Better distance for sentences using tokenization + better perf in deduplication of > 10K sentences dataset

markvanderloo / stringdist

String distance functions for R

318 stars 36 forks source link

Better distance for sentences using tokenization + better perf in deduplication of > 10K sentences dataset #24

Closed pommedeterresautee closed 9 years ago

pommedeterresautee commented 9 years ago

In python world, there is a very well known lib called fuzzywuzzy. A nice description of its features is available there.

I think stringdist already implements the basis to have similar features which would be very useful in two cases:

record linkage
deduplication

From my understanding, it just need a small layer on top of what is already existing in stringdist to provide a distance between sentences which is not word order sensitive for instance. Do you think it would be easy to implement?

Kind regards, Michael

pommedeterresautee commented 9 years ago

I just found 2 papers which can be of interest:

I don't guaranty the quality as I have not fully read them but will probably do it this week-end.

markvanderloo commented 9 years ago

Hi Michaël, thanks for your comments. I'm traveling these weeks, so I'll come back to you after that.

Cheers, Mark Op 27 feb. 2015 10:31 schreef "Michaël Benesty" notifications@github.com:

I just found 2 papers which can be of interest:

Extending String Similarity Join to Tolerant Fuzzy Token Matching* http://dbgroup.cs.tsinghua.edu.cn/ligl/papers/tods14-fastjoin.pdf.

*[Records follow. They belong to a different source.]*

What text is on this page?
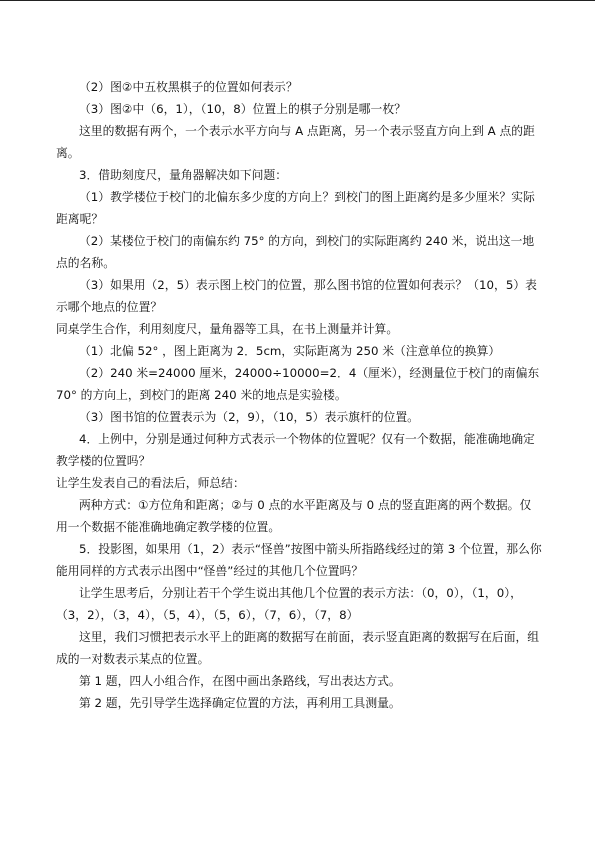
（2）图②中五枚黑棋子的位置如何表示？

（3）图②中（6，1），（10，8）位置上的棋子分别是哪一枚？

这里的数据有两个，一个表示水平方向与 A 点距离，另一个表示竖直方向上到 A 点的距离。

3．借助刻度尺，量角器解决如下问题：

（1）教学楼位于校门的北偏东多少度的方向上？到校门的图上距离约是多少厘米？实际距离呢？

（2）某楼位于校门的南偏东约 75° 的方向，到校门的实际距离约 240 米，说出这一地点的名称。

（3）如果用（2，5）表示图上校门的位置，那么图书馆的位置如何表示？（10，5）表示哪个地点的位置？

同桌学生合作，利用刻度尺，量角器等工具，在书上测量并计算。

（1）北偏 52° ，图上距离为 2．5cm，实际距离为 250 米（注意单位的换算）

（2）240 米=24000 厘米，24000÷10000=2．4（厘米），经测量位于校门的南偏东 70° 的方向上，到校门的距离 240 米的地点是实验楼。

（3）图书馆的位置表示为（2，9），（10，5）表示旗杆的位置。

4．上例中，分别是通过何种方式表示一个物体的位置呢？仅有一个数据，能准确地确定教学楼的位置吗？

让学生发表自己的看法后，师总结：

两种方式：①方位角和距离；②与 0 点的水平距离及与 0 点的竖直距离的两个数据。仅用一个数据不能准确地确定教学楼的位置。

5．投影图，如果用（1，2）表示“怪兽”按图中箭头所指路线经过的第 3 个位置，那么你能用同样的方式表示出图中“怪兽”经过的其他几个位置吗？

让学生思考后，分别让若干个学生说出其他几个位置的表示方法：（0，0），（1，0），（3，2），（3，4），（5，4），（5，6），（7，6），（7，8）

这里，我们习惯把表示水平上的距离的数据写在前面，表示竖直距离的数据写在后面，组成的一对数表示某点的位置。

第 1 题，四人小组合作，在图中画出条路线，写出表达方式。

第 2 题，先引导学生选择确定位置的方法，再利用工具测量。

Fast-Join: An Efficient Method for Fuzzy Token Matching based String Similarity Join http://www.cs.berkeley.edu/%7Ejnwang/projects/fastjoin/ .

I don't guaranty the quality as I have not fully read them but will probably do it this week-end.

— Reply to this email directly or view it on GitHub https://github.com/markvanderloo/stringdist/issues/24#issuecomment-76394396 .

pommedeterresautee commented 9 years ago

Wish you good traveling!

I will post my findings here so you can read it when you come back.

I read both papers, I didn't noticed first but they are from same authors. The first (2014) is an improvement on the second (2012).

An implementation of the second is available on Berkley servers.

The purpose is both comparing sentences (taking care of words) and limiting the complexity of the computation when you compare plenty of sentences together.

The way they do things is pretty smart, they use n grams to filter out strings which have nothing in common. It replaces the block rules of other methods I read about /tried. Papers are full of math proof I don't care but happy to know that they did it.

First paper (which is more recent) add a layer on the precedent, using itidf to increase weight of rare tokens in distance measures to make it smarter to perform fuzzy matching. I am very happy with that because it was my next step anyway (I was thinking to the way LDA algo is working). So papers are impressive and this team seems to have some experience in the area of fuzzy matching.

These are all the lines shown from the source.